Elezioni europee: le competizioni solo in famiglia

C’è un dilemma di fondo che appare destinato a pervadere anche queste consultazioni elettorali europee nazionali che - fatta eccezione per la lunga parentesi renziana - non hanno mai visto realizzarsi un corposo travaso di voti tra le due coalizioni (quella di destra-centro e quella di sinistra-centro) contrapposte ed aventi, oggi, caratteristiche sempre più estremizzate mano a mano che va crescendo la più cruda e grezza radicalizzazione nella politica tricolore.

Sì, perché l’essenziale dilemma di fondo che la consultazione di fine settimana dovrebbe sciogliere riguarderà esclusivamente gli “smottamenti interni”: nelle aree “left or right “, tanto per fare un po’ di british ché non sta male. Cioè, detto ancor più chiaro: riuscirà l’impresa a Matteo Salvini di capitalizzare - a scapito di Forza Italia - il suo ruolo di “uomo forte” nel Governo gialloverde, più di quanto non farà Luigi Di Maio (a scapito del Pd) nell’area di sinistra?

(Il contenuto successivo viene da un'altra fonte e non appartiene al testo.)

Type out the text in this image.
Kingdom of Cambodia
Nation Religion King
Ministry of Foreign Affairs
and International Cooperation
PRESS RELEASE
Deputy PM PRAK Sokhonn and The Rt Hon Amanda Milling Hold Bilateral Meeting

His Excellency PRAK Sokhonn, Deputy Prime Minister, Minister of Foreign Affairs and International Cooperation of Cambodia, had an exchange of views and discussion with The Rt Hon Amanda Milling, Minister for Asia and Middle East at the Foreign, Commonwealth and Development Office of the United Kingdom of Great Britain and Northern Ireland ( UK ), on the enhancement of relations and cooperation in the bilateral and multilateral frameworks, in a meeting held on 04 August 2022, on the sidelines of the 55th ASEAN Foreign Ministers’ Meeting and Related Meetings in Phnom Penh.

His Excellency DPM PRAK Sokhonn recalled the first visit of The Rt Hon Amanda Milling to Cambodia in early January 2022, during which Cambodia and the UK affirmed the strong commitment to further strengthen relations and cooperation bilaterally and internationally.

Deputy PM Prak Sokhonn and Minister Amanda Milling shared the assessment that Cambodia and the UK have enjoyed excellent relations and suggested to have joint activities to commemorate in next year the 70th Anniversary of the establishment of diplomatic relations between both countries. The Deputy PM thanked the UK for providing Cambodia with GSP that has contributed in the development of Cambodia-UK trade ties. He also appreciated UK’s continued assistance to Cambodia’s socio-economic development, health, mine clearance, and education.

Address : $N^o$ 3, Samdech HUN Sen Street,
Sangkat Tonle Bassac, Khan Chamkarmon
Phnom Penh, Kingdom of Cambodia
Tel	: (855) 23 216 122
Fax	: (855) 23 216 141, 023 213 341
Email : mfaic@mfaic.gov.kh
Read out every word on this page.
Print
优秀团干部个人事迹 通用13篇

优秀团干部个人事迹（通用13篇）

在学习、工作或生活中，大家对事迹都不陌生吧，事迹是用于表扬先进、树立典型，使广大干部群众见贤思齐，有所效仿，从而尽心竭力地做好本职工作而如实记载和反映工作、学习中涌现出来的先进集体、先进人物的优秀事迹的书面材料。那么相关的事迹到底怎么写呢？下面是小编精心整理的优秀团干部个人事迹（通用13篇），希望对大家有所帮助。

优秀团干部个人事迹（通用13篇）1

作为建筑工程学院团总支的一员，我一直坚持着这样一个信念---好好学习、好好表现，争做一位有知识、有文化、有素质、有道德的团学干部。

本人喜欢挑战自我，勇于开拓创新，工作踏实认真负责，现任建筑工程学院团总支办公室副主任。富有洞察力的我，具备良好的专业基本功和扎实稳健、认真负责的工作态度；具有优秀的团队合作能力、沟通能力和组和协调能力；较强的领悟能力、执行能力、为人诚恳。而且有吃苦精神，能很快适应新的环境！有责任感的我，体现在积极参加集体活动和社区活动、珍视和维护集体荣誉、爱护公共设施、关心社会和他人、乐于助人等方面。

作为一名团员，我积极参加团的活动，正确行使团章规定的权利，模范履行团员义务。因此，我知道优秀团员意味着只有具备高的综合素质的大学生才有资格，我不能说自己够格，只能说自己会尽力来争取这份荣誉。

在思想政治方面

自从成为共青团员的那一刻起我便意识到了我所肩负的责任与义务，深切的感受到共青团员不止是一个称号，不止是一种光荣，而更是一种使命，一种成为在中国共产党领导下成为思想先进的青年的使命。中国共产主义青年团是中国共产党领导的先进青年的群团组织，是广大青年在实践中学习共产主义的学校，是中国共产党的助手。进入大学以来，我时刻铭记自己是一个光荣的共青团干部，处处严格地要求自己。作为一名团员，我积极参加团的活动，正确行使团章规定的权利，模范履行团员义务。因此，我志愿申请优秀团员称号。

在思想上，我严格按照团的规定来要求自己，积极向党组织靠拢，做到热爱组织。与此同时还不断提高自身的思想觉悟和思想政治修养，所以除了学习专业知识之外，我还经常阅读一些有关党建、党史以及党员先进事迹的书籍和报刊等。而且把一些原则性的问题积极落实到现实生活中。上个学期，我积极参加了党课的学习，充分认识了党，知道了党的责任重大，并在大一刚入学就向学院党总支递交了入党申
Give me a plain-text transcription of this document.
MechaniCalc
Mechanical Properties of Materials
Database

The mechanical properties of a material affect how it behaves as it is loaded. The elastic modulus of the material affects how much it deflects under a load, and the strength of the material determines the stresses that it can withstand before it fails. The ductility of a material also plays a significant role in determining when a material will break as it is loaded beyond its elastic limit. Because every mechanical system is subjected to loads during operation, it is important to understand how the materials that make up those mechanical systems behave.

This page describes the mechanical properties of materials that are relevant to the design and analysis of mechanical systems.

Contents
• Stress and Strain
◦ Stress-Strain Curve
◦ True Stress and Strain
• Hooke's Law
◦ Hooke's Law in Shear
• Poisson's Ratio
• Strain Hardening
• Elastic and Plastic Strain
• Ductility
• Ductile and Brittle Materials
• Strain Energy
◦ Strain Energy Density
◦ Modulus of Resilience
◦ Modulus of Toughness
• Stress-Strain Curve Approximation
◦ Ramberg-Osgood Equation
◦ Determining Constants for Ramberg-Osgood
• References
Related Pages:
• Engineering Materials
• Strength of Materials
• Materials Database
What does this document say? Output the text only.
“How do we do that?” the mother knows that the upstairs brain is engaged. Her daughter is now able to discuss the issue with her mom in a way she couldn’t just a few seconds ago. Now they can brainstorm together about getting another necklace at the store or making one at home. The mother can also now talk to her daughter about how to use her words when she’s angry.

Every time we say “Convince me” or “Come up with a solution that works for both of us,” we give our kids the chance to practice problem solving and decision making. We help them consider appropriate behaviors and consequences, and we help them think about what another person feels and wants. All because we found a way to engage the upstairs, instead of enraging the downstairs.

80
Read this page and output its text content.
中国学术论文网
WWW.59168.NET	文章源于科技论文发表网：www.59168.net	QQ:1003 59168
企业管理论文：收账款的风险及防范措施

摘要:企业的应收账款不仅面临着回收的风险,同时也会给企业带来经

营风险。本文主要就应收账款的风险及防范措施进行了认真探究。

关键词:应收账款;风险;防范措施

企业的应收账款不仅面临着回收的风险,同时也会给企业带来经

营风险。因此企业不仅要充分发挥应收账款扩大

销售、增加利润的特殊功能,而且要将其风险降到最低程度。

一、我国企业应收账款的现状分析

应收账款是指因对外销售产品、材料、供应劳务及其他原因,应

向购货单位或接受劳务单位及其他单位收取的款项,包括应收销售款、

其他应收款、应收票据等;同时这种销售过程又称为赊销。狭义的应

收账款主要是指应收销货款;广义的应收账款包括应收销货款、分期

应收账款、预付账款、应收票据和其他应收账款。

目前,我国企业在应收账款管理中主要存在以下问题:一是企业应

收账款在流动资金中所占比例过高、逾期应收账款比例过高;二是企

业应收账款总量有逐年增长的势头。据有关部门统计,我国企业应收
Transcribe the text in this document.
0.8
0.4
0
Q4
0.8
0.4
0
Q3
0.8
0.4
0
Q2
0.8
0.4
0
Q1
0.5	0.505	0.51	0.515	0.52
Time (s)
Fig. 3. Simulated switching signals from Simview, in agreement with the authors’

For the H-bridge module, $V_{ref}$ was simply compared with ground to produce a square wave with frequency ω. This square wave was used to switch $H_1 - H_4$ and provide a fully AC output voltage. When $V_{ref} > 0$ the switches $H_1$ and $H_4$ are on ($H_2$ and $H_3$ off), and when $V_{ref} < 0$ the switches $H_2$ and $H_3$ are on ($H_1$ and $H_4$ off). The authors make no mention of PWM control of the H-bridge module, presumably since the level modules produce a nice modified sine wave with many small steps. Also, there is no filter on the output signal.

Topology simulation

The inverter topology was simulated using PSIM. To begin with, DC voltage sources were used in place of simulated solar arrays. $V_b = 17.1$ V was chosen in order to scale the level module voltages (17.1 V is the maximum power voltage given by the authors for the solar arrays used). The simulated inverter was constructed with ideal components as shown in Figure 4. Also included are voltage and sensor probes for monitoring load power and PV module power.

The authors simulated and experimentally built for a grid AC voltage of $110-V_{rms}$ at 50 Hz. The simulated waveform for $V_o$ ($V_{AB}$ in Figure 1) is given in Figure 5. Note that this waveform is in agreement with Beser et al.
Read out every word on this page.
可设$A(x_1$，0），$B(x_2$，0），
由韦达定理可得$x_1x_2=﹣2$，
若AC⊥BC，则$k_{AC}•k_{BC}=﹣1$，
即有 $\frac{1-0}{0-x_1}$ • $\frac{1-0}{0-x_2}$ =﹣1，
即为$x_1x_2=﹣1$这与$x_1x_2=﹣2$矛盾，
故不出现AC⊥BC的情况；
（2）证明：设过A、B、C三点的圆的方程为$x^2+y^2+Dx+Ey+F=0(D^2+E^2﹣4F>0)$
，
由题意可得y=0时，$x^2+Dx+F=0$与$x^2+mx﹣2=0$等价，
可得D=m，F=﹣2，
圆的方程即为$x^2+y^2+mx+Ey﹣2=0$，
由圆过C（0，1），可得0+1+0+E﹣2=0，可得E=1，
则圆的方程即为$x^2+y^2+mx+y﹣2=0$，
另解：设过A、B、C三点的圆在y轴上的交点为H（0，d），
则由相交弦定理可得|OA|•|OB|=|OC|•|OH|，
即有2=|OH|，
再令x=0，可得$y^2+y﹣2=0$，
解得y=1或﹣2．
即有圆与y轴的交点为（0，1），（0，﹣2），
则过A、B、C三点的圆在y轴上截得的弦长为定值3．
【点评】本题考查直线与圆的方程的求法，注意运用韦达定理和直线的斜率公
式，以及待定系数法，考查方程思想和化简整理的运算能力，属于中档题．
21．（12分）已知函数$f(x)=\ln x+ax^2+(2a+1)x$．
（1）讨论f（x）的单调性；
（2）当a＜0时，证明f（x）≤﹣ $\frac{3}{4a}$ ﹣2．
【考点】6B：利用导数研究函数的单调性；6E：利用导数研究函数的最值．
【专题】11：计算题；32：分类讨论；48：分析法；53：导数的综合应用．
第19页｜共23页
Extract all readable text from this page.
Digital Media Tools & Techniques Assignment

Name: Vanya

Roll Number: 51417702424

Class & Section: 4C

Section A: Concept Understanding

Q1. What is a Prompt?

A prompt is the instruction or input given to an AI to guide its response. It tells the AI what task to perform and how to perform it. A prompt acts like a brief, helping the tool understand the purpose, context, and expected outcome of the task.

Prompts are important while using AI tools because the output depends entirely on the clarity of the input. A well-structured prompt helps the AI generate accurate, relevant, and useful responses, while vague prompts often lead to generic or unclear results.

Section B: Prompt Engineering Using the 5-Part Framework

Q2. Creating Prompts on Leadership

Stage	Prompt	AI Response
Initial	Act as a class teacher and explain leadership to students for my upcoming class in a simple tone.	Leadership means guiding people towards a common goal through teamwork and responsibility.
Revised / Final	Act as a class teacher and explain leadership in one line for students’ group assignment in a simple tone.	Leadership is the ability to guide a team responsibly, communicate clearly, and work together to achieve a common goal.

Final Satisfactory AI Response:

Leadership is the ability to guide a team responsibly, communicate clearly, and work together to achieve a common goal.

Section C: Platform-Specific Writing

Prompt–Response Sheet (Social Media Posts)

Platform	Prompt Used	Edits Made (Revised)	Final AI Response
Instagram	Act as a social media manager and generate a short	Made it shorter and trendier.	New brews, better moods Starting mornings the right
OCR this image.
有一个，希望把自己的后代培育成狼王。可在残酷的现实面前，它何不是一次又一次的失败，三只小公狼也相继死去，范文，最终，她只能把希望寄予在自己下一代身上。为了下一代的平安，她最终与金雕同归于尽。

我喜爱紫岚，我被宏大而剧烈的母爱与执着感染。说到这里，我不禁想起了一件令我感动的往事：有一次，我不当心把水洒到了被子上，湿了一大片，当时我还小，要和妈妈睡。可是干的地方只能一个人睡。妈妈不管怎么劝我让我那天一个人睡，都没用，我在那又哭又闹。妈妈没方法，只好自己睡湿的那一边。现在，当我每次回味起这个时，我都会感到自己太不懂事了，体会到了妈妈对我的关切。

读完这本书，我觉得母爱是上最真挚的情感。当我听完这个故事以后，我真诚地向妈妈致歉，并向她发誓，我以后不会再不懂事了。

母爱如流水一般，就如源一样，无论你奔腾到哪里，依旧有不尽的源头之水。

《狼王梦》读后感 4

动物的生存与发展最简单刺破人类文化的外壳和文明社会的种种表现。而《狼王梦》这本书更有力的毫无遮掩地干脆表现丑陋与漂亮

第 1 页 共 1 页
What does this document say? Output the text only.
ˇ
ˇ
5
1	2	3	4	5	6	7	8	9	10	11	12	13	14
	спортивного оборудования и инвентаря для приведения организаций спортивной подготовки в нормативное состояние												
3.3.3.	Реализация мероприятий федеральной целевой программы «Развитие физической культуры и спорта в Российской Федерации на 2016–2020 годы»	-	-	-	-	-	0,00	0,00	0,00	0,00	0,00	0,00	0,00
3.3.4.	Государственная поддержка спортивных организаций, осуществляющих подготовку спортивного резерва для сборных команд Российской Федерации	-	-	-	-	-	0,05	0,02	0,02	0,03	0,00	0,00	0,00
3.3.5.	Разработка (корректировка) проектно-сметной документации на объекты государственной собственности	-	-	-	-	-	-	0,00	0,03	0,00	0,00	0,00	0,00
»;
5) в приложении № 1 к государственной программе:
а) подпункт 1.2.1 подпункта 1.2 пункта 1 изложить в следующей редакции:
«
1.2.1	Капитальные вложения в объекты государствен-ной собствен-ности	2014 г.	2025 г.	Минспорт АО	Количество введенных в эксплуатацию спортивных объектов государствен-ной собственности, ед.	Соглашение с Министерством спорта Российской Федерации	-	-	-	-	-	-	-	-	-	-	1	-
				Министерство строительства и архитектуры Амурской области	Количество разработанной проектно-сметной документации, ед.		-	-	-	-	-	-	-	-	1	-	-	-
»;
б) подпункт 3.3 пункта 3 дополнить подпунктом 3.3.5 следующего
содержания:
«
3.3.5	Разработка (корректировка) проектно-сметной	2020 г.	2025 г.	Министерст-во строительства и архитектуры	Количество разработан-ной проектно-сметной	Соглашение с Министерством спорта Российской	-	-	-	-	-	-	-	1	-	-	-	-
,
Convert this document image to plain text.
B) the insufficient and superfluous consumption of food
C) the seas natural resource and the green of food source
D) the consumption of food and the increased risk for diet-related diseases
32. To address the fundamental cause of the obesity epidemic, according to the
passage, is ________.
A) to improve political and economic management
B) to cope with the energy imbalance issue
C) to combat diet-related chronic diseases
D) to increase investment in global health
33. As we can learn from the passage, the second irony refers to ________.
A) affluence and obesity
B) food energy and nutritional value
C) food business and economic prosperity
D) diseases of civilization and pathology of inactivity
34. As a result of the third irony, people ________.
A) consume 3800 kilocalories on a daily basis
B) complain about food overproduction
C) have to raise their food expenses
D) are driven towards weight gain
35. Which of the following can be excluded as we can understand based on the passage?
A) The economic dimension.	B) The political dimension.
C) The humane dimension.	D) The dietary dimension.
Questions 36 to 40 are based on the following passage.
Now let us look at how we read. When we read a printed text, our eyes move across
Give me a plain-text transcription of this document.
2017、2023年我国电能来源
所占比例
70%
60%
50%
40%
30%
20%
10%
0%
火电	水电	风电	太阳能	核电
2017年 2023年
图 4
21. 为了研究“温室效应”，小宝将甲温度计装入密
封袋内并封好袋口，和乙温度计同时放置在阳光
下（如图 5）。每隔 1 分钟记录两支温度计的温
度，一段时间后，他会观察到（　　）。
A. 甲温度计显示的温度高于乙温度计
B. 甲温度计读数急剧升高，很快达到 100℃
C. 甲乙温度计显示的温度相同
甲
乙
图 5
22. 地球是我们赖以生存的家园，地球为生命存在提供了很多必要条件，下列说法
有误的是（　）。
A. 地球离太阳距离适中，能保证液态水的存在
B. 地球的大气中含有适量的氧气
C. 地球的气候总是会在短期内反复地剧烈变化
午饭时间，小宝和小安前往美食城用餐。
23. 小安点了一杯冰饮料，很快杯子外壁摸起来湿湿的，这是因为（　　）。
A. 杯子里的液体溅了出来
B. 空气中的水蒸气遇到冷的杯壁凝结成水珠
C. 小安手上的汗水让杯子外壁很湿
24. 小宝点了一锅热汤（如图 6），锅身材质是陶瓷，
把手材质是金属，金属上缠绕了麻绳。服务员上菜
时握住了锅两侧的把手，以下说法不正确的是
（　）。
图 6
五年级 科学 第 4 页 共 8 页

Ormai la lotta politica italiana non pare consistere più - da alcuni lustri - nella capacità di sottrarre consensi dal campo avverso, posto che, di fatto, la medesima si è ridotta solo a tutta una serie di furti reciproci dal letto del vicino “fratello” addormentato: laddove, in verità i due schieramenti contrapposti, di tal guisa, si dividono in pace ed equamente le poche stanze rimaste alla famiglia a causa del disinteresse crescente tra gli elettori. Con buona pace dei discorsi roboanti sul come poter mutare questo modello di Europa che ci vede sempre più isolati e autoreferenziali, dietro una lavagna scritta da altri.

Eppure noi dovremmo ammettere che noi italiani, da sempre, abbiamo sottovalutato l’importanza di un soggetto che avrebbe pure potuto assumere una forte dignità mondiale. Quantomeno per affrontare in modo innovativo le tematiche socio-assistenziali: una volta posto che, in economia, avendo l’agilità di un elefante, possiamo solo sperare di essere graziati dalle agili belve orientali. Un soggetto, quello che andremo a rinnovare, che dovrebbe dedicare un po’ più di attenzione ai Paesi mediterranei, sottoposti a plurime tensioni migratorie. Ma, ahimè, temo fortemente che ciò non sarà possibile neppure stavolta: con delle liste rigonfie solo di personale raffigurativo di partiti che pensano ad altro. Al loro piccolo orto nostrano.

Ecco spiegato il perché l’aspettativa positiva che il popolo italiano aveva solo 20 anni fa (sondaggio Demos & Pi) e che ci vedeva guidare - con il 73 per cento - la truppa degli ottimisti verso l’Unione, è precipitata al 34 per cento. Certo, l’Europa viene indicata presuntuosamente come la esclusiva causa dei nostri mali, tanto per sfuggire da una sana autocritica, che non viene mai fatta.